Fine Tuning fashionCLIP for image-image search
Hi all, I've been working on image-image search tasks and fashionCLIP has work really well for me, currently I want to take the performance of my approach further and I was thinking in fine tuning the fashionCLIP model for this task. For this, I'm just generating the embeddings of the images, store them in a vector index and the just computing the cosine similarity between the embedding of my search image and all the embeddings in the vector index. Im not really using any zero-shot application or image-text comparison and I've seen all the fine-tuning approaches for CLIP models I read use text-image pairs for the fine tuning, I don't understand how I should fine tune the model to increase the performance of my application, should I use text-image pairs? Or should I only fine tune the visual encoder of the model, and if thats the case anyone has some examples of how can i do it?

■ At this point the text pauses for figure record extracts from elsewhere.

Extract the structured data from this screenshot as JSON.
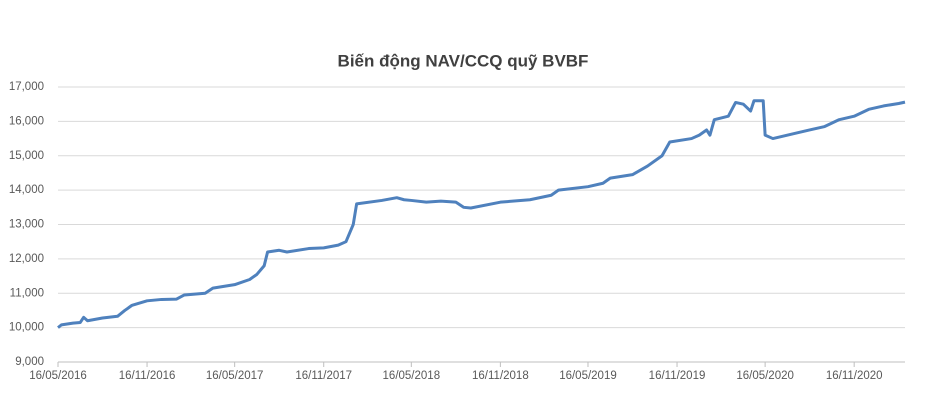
{
  "chart_data": {
    "type": "line",
    "title": "Biến động NAV/CCQ quỹ BVBF",
    "color": "#4f81bd",
    "grid": true,
    "x": [
      "16/05/2016",
      "23/05/2016",
      "16/06/2016",
      "01/07/2016",
      "08/07/2016",
      "16/07/2016",
      "16/08/2016",
      "16/09/2016",
      "01/10/2016",
      "16/10/2016",
      "16/11/2016",
      "16/12/2016",
      "16/01/2017",
      "01/02/2017",
      "16/03/2017",
      "01/04/2017",
      "16/05/2017",
      "16/06/2017",
      "01/07/2017",
      "16/07/2017",
      "23/07/2017",
      "16/08/2017",
      "01/09/2017",
      "16/10/2017",
      "16/11/2017",
      "16/12/2017",
      "01/01/2018",
      "16/01/2018",
      "23/01/2018",
      "16/03/2018",
      "16/04/2018",
      "01/05/2018",
      "16/05/2018",
      "16/06/2018",
      "16/07/2018",
      "16/08/2018",
      "01/09/2018",
      "16/09/2018",
      "16/11/2018",
      "16/01/2019",
      "01/03/2019",
      "16/03/2019",
      "16/05/2019",
      "16/06/2019",
      "01/07/2019",
      "16/08/2019",
      "16/09/2019",
      "16/10/2019",
      "01/11/2019",
      "16/12/2019",
      "01/01/2020",
      "16/01/2020",
      "23/01/2020",
      "01/02/2020",
      "01/03/2020",
      "16/03/2020",
      "01/04/2020",
      "16/04/2020",
      "23/04/2020",
      "12/05/2020",
      "16/05/2020",
      "01/06/2020",
      "16/07/2020",
      "16/08/2020",
      "16/09/2020",
      "16/10/2020",
      "16/11/2020",
      "16/12/2020",
      "16/01/2021",
      "16/02/2021",
      "01/03/2021"
    ],
    "values": [
      10000,
      10080,
      10130,
      10150,
      10300,
      10200,
      10280,
      10330,
      10500,
      10650,
      10780,
      10820,
      10830,
      10950,
      11000,
      11150,
      11250,
      11400,
      11550,
      11800,
      12200,
      12250,
      12200,
      12300,
      12320,
      12400,
      12500,
      13000,
      13600,
      13700,
      13780,
      13720,
      13700,
      13650,
      13680,
      13650,
      13500,
      13480,
      13650,
      13720,
      13850,
      14000,
      14100,
      14200,
      14350,
      14450,
      14700,
      15000,
      15400,
      15500,
      15600,
      15750,
      15600,
      16050,
      16150,
      16550,
      16500,
      16300,
      16600,
      16600,
      15600,
      15500,
      15650,
      15750,
      15850,
      16050,
      16150,
      16350,
      16450,
      16520,
      16560
    ],
    "xlim": [
      "16/05/2016",
      "01/03/2021"
    ],
    "xticks": [
      "16/05/2016",
      "16/11/2016",
      "16/05/2017",
      "16/11/2017",
      "16/05/2018",
      "16/11/2018",
      "16/05/2019",
      "16/11/2019",
      "16/05/2020",
      "16/11/2020"
    ],
    "ylim": [
      9000,
      17000
    ],
    "yticks": [
      {
        "value": 9000,
        "label": "9,000"
      },
      {
        "value": 10000,
        "label": "10,000"
      },
      {
        "value": 11000,
        "label": "11,000"
      },
      {
        "value": 12000,
        "label": "12,000"
      },
      {
        "value": 13000,
        "label": "13,000"
      },
      {
        "value": 14000,
        "label": "14,000"
      },
      {
        "value": 15000,
        "label": "15,000"
      },
      {
        "value": 16000,
        "label": "16,000"
      },
      {
        "value": 17000,
        "label": "17,000"
      }
    ]
  }
}
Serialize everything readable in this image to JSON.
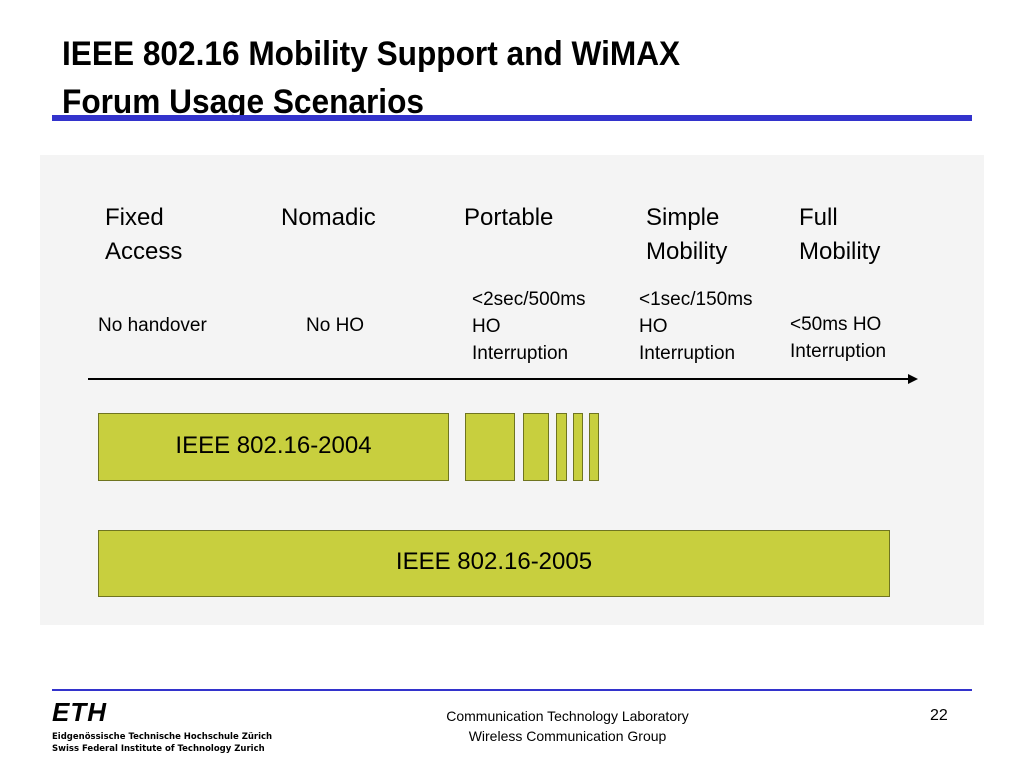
{
  "slide": {
    "title": "IEEE 802.16 Mobility Support and WiMAX\nForum Usage Scenarios",
    "categories": [
      {
        "label": "Fixed\nAccess"
      },
      {
        "label": "Nomadic"
      },
      {
        "label": "Portable"
      },
      {
        "label": "Simple\nMobility"
      },
      {
        "label": "Full\nMobility"
      }
    ],
    "handover": [
      {
        "label": "No  handover"
      },
      {
        "label": "No HO"
      },
      {
        "label": "<2sec/500ms\nHO\nInterruption"
      },
      {
        "label": "<1sec/150ms\nHO\nInterruption"
      },
      {
        "label": "<50ms HO\nInterruption"
      }
    ],
    "standards": {
      "std_2004": "IEEE 802.16-2004",
      "std_2005": "IEEE 802.16-2005"
    },
    "colors": {
      "bar_fill": "#c8cf3e",
      "rule_blue": "#3333cc"
    }
  },
  "footer": {
    "logo_mark": "ETH",
    "logo_line1": "Eidgenössische Technische Hochschule Zürich",
    "logo_line2": "Swiss Federal Institute of Technology Zurich",
    "lab": "Communication Technology Laboratory",
    "group": "Wireless Communication Group",
    "page_number": "22"
  }
}
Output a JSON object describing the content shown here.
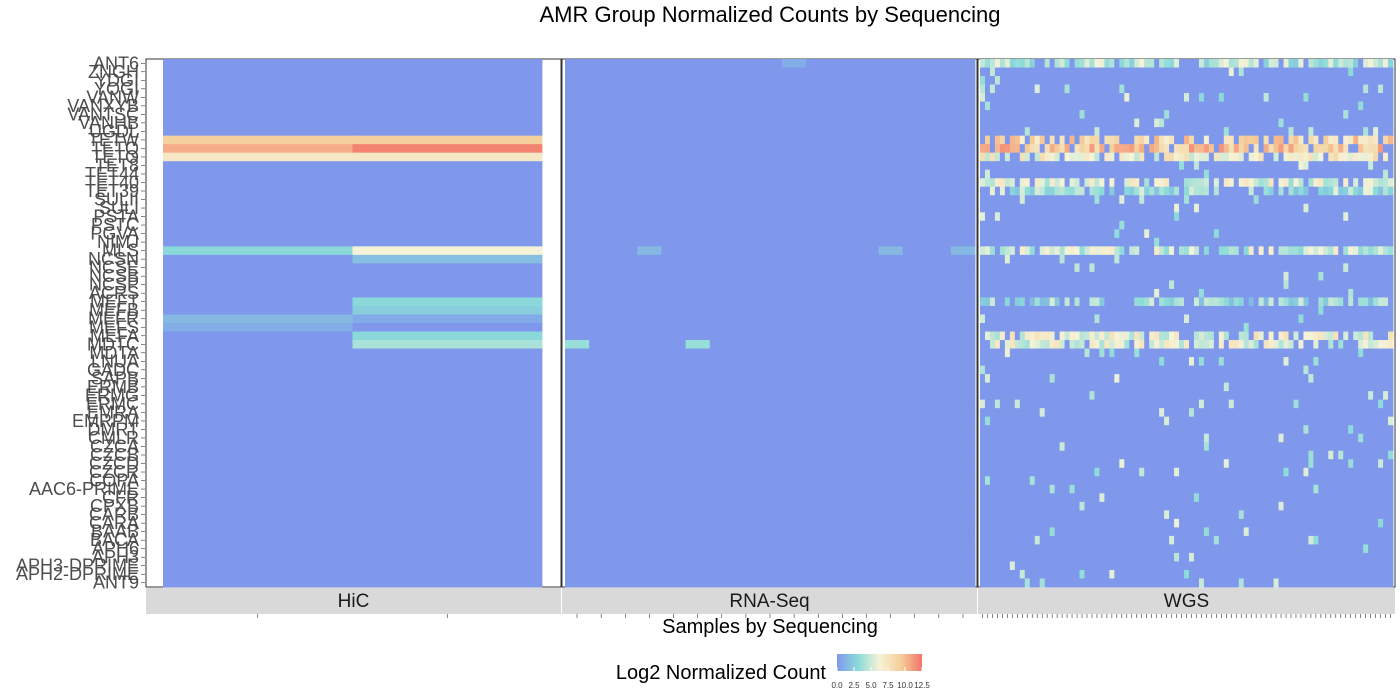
{
  "chart_data": {
    "type": "heatmap",
    "title": "AMR Group Normalized Counts by Sequencing",
    "xlabel": "Samples by Sequencing",
    "ylabel": "",
    "legend": {
      "title": "Log2 Normalized Count",
      "position": "bottom",
      "ticks": [
        "0.0",
        "2.5",
        "5.0",
        "7.5",
        "10.0",
        "12.5"
      ],
      "range": [
        0,
        12.5
      ],
      "colors": [
        "#7f98ec",
        "#8bdbd9",
        "#f6f3d7",
        "#f5cf9a",
        "#f4746a"
      ]
    },
    "y_categories": [
      "ANT6",
      "ZNGH",
      "YDGI",
      "YOGI",
      "VANW",
      "VANXYB",
      "VANTSC",
      "VANHB",
      "UGDL",
      "TETW",
      "TETQ",
      "TETO",
      "TET8",
      "TET44",
      "TET40",
      "TET39",
      "SULII",
      "SULI",
      "PSTA",
      "PSTC",
      "PGVA",
      "NIMJ",
      "MLS",
      "NCSN",
      "NCSE",
      "NCSB",
      "NCSP",
      "ACRS",
      "MEFT",
      "MEFB",
      "MEFR",
      "MEFS",
      "MEFA",
      "MDTC",
      "MDTA",
      "LNUA",
      "GADC",
      "SAPB",
      "ERMB",
      "ERMG",
      "ERMC",
      "EMRA",
      "EMRPM",
      "DMRT",
      "CMLR",
      "CZCA",
      "CZCB",
      "CZCD",
      "CZCR",
      "COPA",
      "AAC6-PRIME",
      "CFR",
      "CPXB",
      "CARB",
      "CARA",
      "BAAB",
      "BACA",
      "APH6",
      "APH3",
      "APH3-DPRIME",
      "APH2-DPRIME",
      "ANT9"
    ],
    "facets": [
      {
        "name": "HiC",
        "n_samples": 2
      },
      {
        "name": "RNA-Seq",
        "n_samples": 17
      },
      {
        "name": "WGS",
        "n_samples": 83
      }
    ],
    "nonzero_cells": [
      {
        "facet": "HiC",
        "row": "TETW",
        "values": [
          9.2,
          9.2
        ]
      },
      {
        "facet": "HiC",
        "row": "TETQ",
        "values": [
          10.5,
          12.0
        ]
      },
      {
        "facet": "HiC",
        "row": "TETO",
        "values": [
          7.2,
          7.2
        ]
      },
      {
        "facet": "HiC",
        "row": "MLS",
        "values": [
          3.0,
          6.2
        ]
      },
      {
        "facet": "HiC",
        "row": "NCSN",
        "values": [
          0.0,
          1.8
        ]
      },
      {
        "facet": "HiC",
        "row": "MEFT",
        "values": [
          0.0,
          3.0
        ]
      },
      {
        "facet": "HiC",
        "row": "MEFB",
        "values": [
          0.0,
          2.5
        ]
      },
      {
        "facet": "HiC",
        "row": "MEFR",
        "values": [
          1.5,
          0.9
        ]
      },
      {
        "facet": "HiC",
        "row": "MEFS",
        "values": [
          1.0,
          0.0
        ]
      },
      {
        "facet": "HiC",
        "row": "MEFA",
        "values": [
          0.0,
          3.0
        ]
      },
      {
        "facet": "HiC",
        "row": "MDTC",
        "values": [
          0.0,
          4.0
        ]
      },
      {
        "facet": "RNA-Seq",
        "row": "ANT6",
        "col": 9,
        "value": 1.0
      },
      {
        "facet": "RNA-Seq",
        "row": "MLS",
        "col": 3,
        "value": 1.5
      },
      {
        "facet": "RNA-Seq",
        "row": "MLS",
        "col": 13,
        "value": 1.5
      },
      {
        "facet": "RNA-Seq",
        "row": "MLS",
        "col": 16,
        "value": 1.5
      },
      {
        "facet": "RNA-Seq",
        "row": "MDTC",
        "col": 0,
        "value": 3.5
      },
      {
        "facet": "RNA-Seq",
        "row": "MDTC",
        "col": 5,
        "value": 3.5
      }
    ],
    "wgs_summary": [
      {
        "row": "ANT6",
        "level": 4.5
      },
      {
        "row": "TETW",
        "level": 8.5
      },
      {
        "row": "TETQ",
        "level": 9.5
      },
      {
        "row": "TETO",
        "level": 6.5
      },
      {
        "row": "TET40",
        "level": 5.5
      },
      {
        "row": "TET39",
        "level": 4.0
      },
      {
        "row": "MLS",
        "level": 5.0
      },
      {
        "row": "MEFT",
        "level": 3.5
      },
      {
        "row": "MEFA",
        "level": 6.0
      },
      {
        "row": "MDTC",
        "level": 5.5
      }
    ]
  }
}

if you are only doing image search, why don't you just use image transformer models without text encoders?
Hi all, I've been working on image-image search tasks and fashionCLIP has work really well for me, currently I want to take the performance of my approach further and I was thinking in fine tuning the fashionCLIP model for this task. For this, I'm just generating the embeddings of the images, store them in a vector index and the just computing the cosine similarity between the embedding of my search image and all the embeddings in the vector index. Im not really using any zero-shot application or image-text comparison and I've seen all the fine-tuning approaches for CLIP models I read use text-image pairs for the fine tuning, I don't understand how I should fine tune the model to increase the performance of my application, should I use text-image pairs? Or should I only fine tune the visual encoder of the model, and if thats the case anyone has some examples of how can i do it?
Did you find another approach? I too am working on Image to Image search on fashion items.